Like a majority of Malazan fans, I relish any opportunities that can help shed some light on past events, characters, and secrets from Erikson's magnum opus. Sadly, it has now become quite obvious that Ian Cameron Esslemont cannot match Steven Erikson as far as writing skills are concerned. Problem is, there are a panoply of storylines that "belong" to him, which means that he can never do them justice and come up with something that lives up to the hype. Were Return of the Crimson Guard and Stonewielder just flukes, or can the author one day return to form and write another thrilling addition that will be a worthy addition to the Malazan canon? Only time will tell. . .
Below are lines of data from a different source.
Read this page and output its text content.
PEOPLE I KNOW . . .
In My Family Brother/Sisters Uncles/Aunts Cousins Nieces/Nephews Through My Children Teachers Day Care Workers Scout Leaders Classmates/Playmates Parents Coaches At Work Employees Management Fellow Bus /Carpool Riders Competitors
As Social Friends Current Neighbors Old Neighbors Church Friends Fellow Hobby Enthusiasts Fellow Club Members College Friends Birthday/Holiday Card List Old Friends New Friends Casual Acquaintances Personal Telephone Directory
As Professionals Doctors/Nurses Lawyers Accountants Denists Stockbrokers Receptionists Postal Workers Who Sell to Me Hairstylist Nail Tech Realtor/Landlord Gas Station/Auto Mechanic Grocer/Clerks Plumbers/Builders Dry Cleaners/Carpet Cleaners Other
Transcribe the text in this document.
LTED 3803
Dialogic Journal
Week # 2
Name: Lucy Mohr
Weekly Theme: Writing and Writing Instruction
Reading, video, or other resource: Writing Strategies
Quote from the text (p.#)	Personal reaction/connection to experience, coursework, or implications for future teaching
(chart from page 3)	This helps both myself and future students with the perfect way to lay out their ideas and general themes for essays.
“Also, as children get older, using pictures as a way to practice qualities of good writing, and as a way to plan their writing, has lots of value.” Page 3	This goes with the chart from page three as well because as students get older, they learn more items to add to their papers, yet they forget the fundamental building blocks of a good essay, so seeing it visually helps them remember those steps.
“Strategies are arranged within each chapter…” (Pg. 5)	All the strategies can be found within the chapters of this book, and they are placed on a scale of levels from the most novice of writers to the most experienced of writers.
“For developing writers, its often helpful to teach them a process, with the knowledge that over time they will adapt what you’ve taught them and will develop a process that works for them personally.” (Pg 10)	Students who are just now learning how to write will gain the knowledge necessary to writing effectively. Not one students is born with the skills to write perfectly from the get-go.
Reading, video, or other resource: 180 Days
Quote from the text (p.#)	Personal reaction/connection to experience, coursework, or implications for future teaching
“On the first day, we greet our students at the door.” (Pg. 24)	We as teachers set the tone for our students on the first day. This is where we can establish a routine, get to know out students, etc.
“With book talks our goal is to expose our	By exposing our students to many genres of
So will I read the next two installments in the Path to Ascendancy trilogy, or am I through with Esslemont? Hard to say. When I reviewed Assail, I told myself that I was done. But as a big Malazan fan, I was really intrigued by the blurb for Dancer's Lament. And even though I'm well aware that the second volume will miserably fail to satisfy me, chances are that I'll end up reading the next installment, secretly hoping that it will be more akin to Stonewielder instead of sucking like Blood and Bone.